The Health of the Mind: Rational Empiricism
Thew way people start to care about thinking about things is when how they have been thinking becomes problematic in a way that the conventional manner of problem solving is not working. They don’t have to know that they are caring about all this ‘philosophical’ stuff, and they don’t need to, but it indeed is because of this stuff-of-knowing being ruffled that something of the mind starts to have a sense that something is wrong in a different way that it has been wrong before.
In as much as this kind of thing indeed happens and we call them mental issues, there must be something about what we understand as ‘mental’ or ‘of the mind’ that concerns knowing.

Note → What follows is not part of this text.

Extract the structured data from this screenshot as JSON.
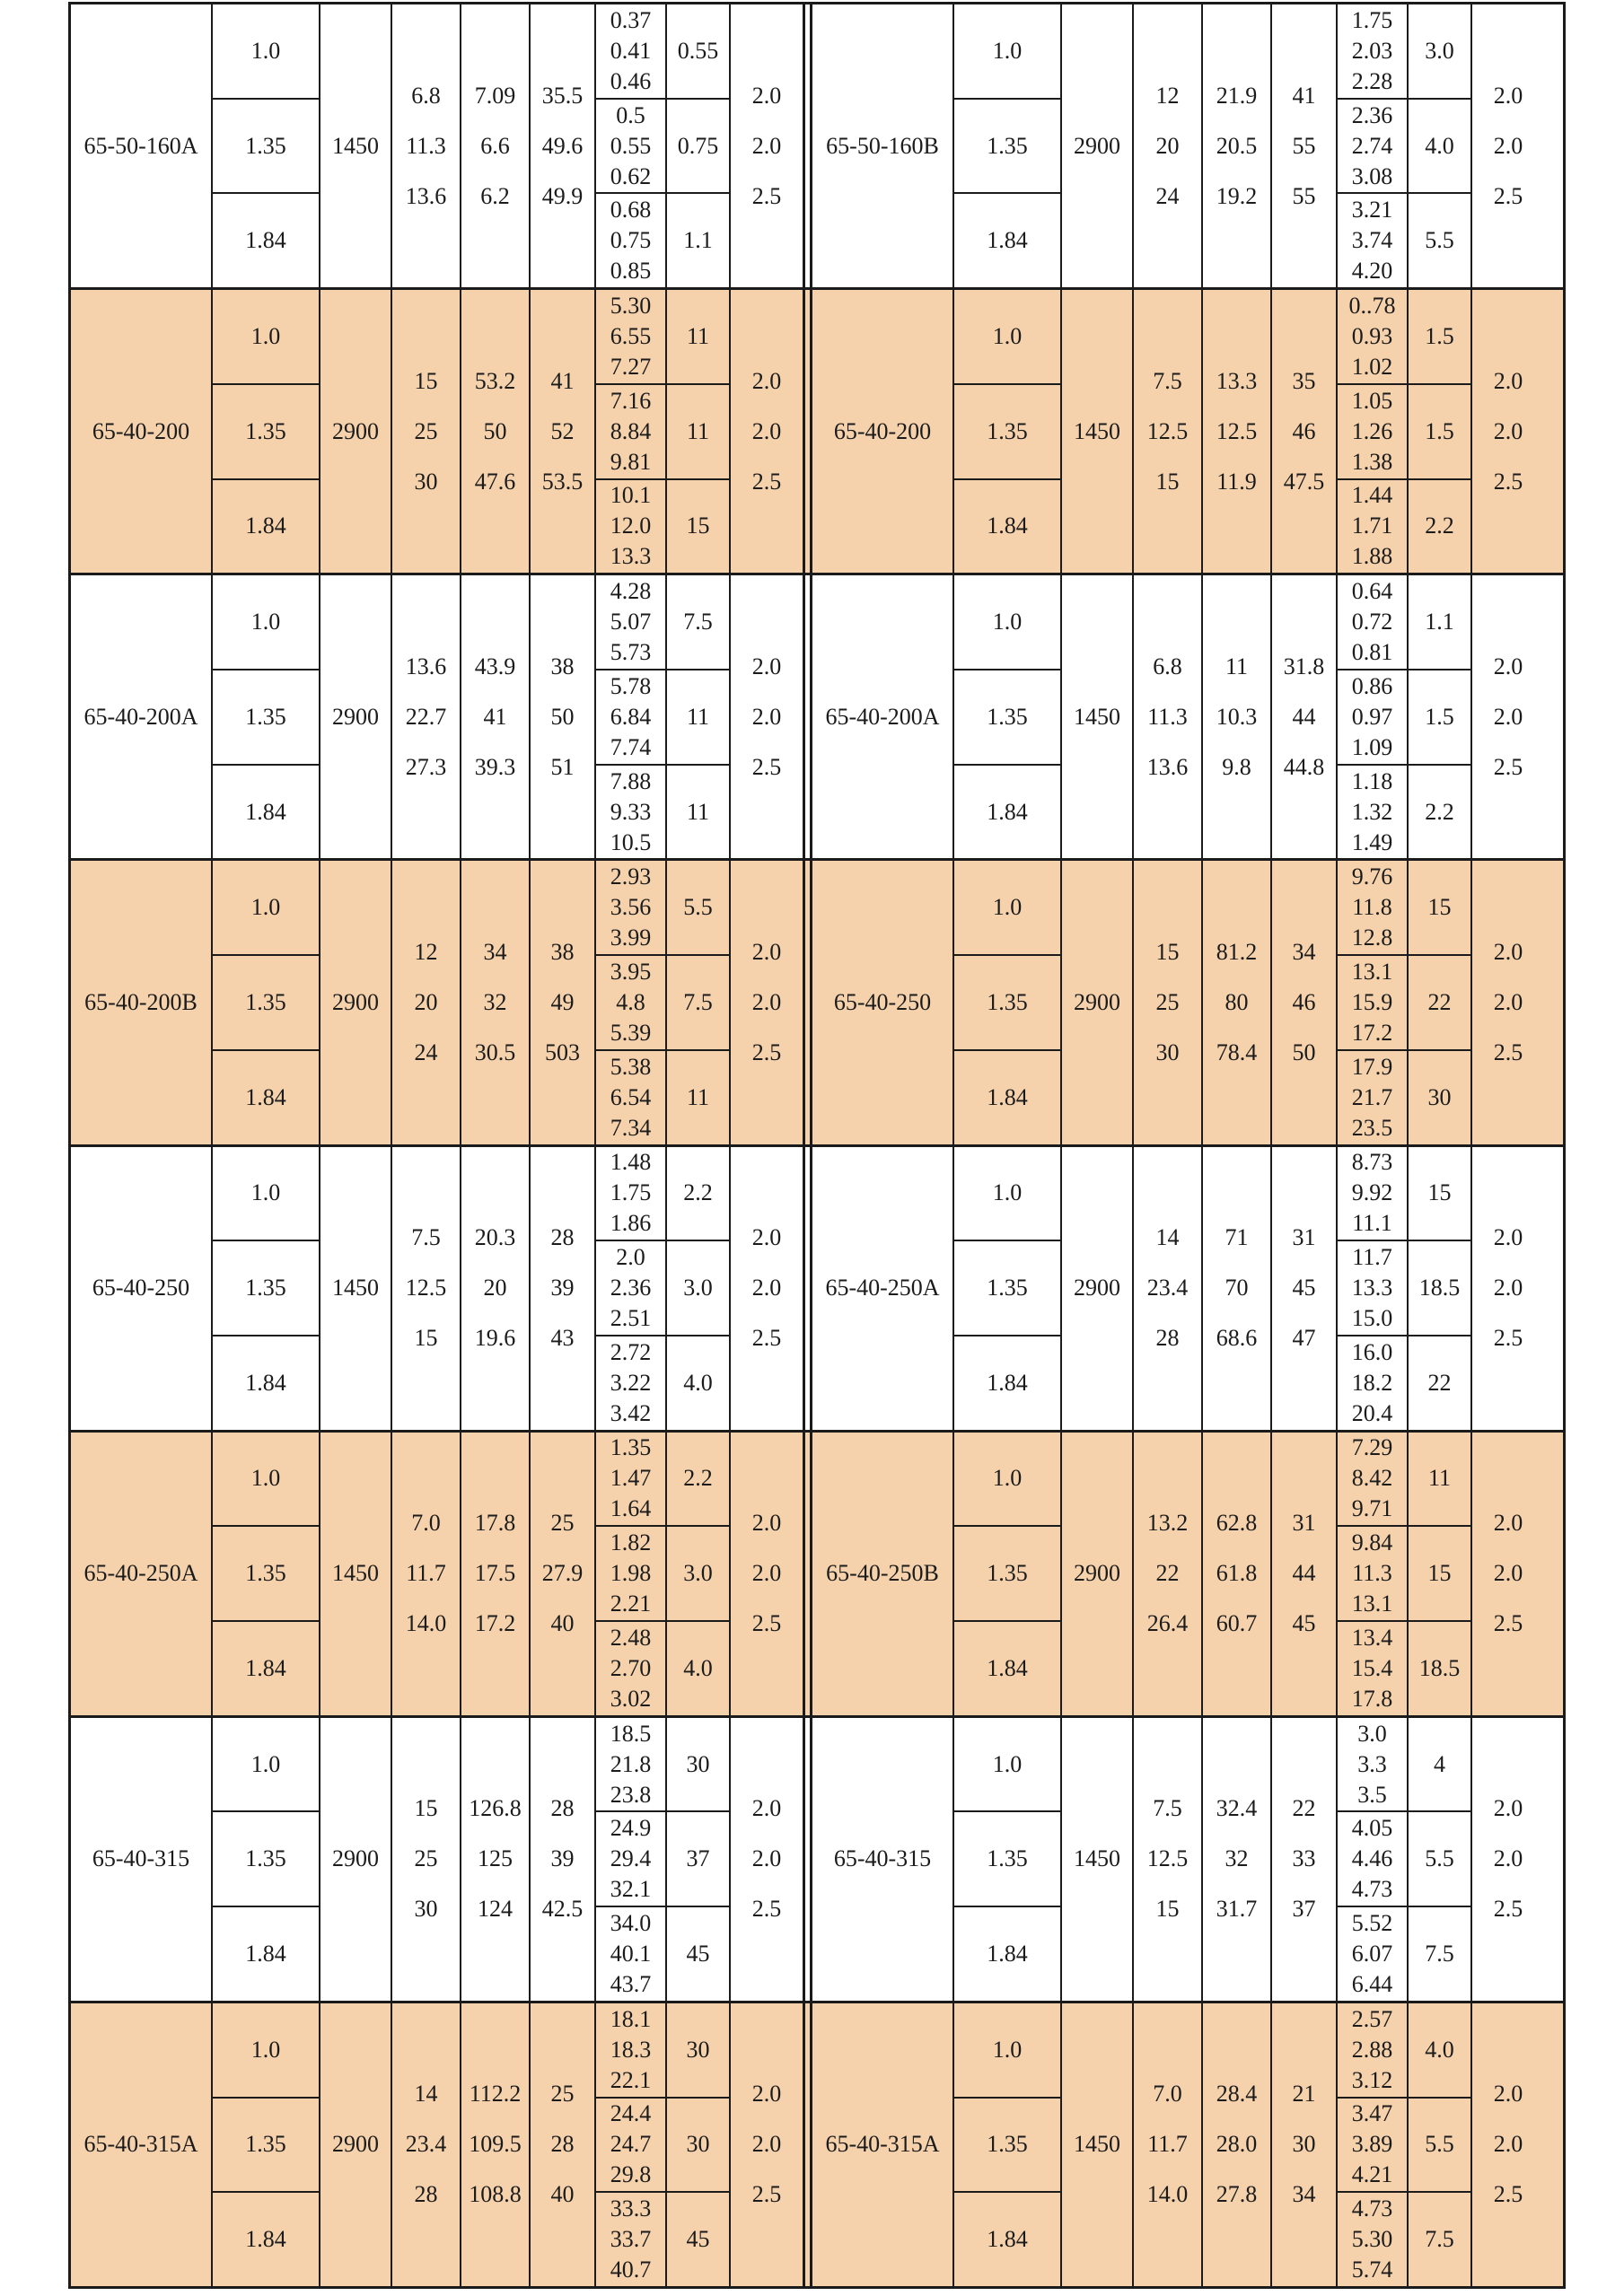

If there is no knowing, there is no mind, and any discussion about how this might not be the case is based in an assumption that the mind can know things that are not known, which is a very weird thing that can happen when you think about it – which most people don’t want to think about it.
Nonetheless, we could continue to think that what we assume is not merely assumed but are actual facts, and we would inevitably find that what constitutes these “un-beliefs”, so to speak (its so weird, I don’t even know what we could call it, but ‘un-belief’ seems close), is another assumption that we call reason. Again, reason is assumed common to everyone who is human; even those who might ‘de-humanize’ others nonetheless begin with an assumption of them being human, else they would have no ability to think they were less than human.
So it is, all this reasoning is based in an assumption that the way to know anything that means anything real and reasonable is through a method that at least one philosopher identified in the mid-19th century.
This method is called the either/or.

Mental Health is the New rational Empiricism
Now that we understand the subject of psychology through its contradiction by Mental Health Philosophy, we begin to move knowledge into the future, so the past will be able to be accessed in the present.